Eli Moyal, the mayor of Sderot, who said that the dead woman had not been Jewish, declared: "We have to convince the Palestinians not to shoot. The Israeli government has to make clear that shooting doesn't pay. There has to be a reaction and that means using the Army."

Shaul Ziegler, 67, a road haulier and neighbour of Mr Peretz, said: "For six years there has been not a day when we have not asked what is the solution."

Mr Ziegler, whose front room window was smashed by the shock of the blast more than 100 metres away, added: "The Army should go into Beit Hanoun and demolish all the houses so there are no areas to shoot from. That is the only possible solution."

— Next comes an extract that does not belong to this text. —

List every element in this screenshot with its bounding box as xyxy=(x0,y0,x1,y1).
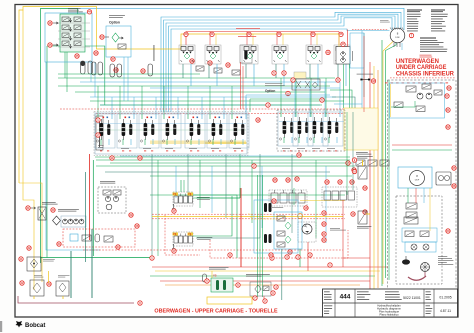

But Orly Saroussi, 26, a communications student at the local Sappir College said that there should be a ceasefire by both Israelis and Palestinians: "We can't go on like this. I don't know if we should bring the leaders of the two sides together to talk but we need to stop all this first. This is just a chain of destruction."

Recognising that many Sderot residents did not agree with her, she nevertheless said that she knew no-one in the town who had thought of the shelling which killed 17 members of the same family in Beit Hanoun last week "that they deserved it." She added: "Children are being killed, children are hurting. We can't live like this."

Major General Bar-lev said that the fatal rocket bore the "fingerprints" of Islamic Jihad and that the armed factions had recently had "outside help" in extending the range and effectiveness of the Qassams and importing large amounts of explosives through southern Gaza. He said they were becoming capable of firing shrapnel and ball bearings over a larger area.

He declined to be drawn on what methods should be used to stop the rockets but added: "It is a good question to ask someone like Blair what he would do if this was happening in London."